Diese Tatsachen spiegeln die menschliche Natur wider. Sie zu vernachlässigen ist sinnlos.
Energiereichtum durch erneuerbare Energien
Die Klimakrise des 21. Jahrhunderts wird durch die Beschränkungen und Externalitäten einer mit fossilen Brennstoffen betriebenen Energiewirtschaft verursacht:
- Hohe CO2-Emissionen haben schwerwiegende Auswirkungen auf die ökologischen Systeme der Erde.
- Die physische Verteilung und Verfügbarkeit fossiler Brennstoffe ist die Ursache vieler gewaltsamer Konflikte auf der ganzen Welt.
- Angesichts ihrer Knappheit werden fossile Brennstoffe innerhalb weniger Jahrhunderte, wenn nicht früher, vollständig verbraucht sein – vorausgesetzt, der Energiebedarf steigt.
Erneuerbare Energien haben keine derartigen Beschränkungen, aber die meisten von ihnen werden nicht ausreichen, um unsere Energieversorgung auf lange Sicht erheblich zu steigern. Um die Menschheit in eine Zivilisation des Typs 1 zu verwandeln, müssten wir die gesamte Energie nutzen, die auf dem Planeten Erde vorhanden ist – das wären etwa vier Größenordnungen mehr als das, was wir derzeit haben oder ein Faktor von einer Million auf der Basis des Niveaus von 2017.
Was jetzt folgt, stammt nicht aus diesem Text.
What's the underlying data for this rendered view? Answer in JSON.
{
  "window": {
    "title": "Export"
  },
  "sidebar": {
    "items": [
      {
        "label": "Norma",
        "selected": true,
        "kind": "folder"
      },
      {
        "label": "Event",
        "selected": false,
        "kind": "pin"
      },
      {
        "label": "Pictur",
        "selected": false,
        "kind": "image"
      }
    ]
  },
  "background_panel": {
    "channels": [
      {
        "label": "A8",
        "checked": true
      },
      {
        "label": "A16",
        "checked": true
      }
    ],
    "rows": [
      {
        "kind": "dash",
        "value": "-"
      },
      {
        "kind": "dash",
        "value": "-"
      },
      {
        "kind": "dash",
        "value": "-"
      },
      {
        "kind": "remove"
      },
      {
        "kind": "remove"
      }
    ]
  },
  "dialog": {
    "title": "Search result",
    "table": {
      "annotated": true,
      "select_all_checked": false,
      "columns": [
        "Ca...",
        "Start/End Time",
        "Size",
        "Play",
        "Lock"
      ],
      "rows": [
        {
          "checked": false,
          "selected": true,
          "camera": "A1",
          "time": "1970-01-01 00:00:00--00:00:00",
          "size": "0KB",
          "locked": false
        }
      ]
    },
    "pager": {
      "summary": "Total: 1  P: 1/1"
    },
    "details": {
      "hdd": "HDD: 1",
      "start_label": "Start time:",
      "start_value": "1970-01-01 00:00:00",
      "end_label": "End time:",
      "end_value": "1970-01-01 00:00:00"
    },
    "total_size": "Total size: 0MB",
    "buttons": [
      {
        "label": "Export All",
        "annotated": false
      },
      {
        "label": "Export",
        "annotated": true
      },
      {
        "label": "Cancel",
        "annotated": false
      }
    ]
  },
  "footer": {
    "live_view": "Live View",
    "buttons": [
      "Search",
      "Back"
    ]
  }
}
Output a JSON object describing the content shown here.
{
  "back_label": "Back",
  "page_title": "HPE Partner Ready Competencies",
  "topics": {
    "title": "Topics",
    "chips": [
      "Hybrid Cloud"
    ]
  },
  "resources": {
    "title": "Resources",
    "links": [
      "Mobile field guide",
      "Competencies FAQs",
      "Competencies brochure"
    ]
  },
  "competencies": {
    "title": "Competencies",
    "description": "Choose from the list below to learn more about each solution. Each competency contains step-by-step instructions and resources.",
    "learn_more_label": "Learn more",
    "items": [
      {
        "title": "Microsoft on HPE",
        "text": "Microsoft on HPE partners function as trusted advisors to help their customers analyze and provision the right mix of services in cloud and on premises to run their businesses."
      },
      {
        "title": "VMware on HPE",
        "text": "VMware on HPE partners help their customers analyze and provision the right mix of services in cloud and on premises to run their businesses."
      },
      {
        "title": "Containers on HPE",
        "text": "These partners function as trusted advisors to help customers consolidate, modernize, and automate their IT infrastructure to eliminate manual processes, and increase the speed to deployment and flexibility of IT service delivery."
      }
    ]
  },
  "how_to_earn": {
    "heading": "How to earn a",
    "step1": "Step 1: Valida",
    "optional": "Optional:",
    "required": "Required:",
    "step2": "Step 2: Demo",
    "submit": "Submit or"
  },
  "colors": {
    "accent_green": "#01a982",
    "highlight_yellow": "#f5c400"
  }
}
Die meisten erneuerbaren Energien verfügen nicht über ein ausreichendes Erzeugungspotenzial, um solche Zahlen auch nur annähernd zu erreichen. Wind- und Wellenenergie werden letztlich durch die Energie der Sonne erzeugt, die die Atmosphäre erwärmt und thermische Unterschiede zwischen den Regionen erzeugt. Daher machen Wind- und Wellenenergie nur einen winzigen Bruchteil der Sonneneinstrahlung aus. Geothermische und Gezeitenquellen sind von der Sonnenenergie entkoppelt, haben aber ein noch geringeres Potenzial.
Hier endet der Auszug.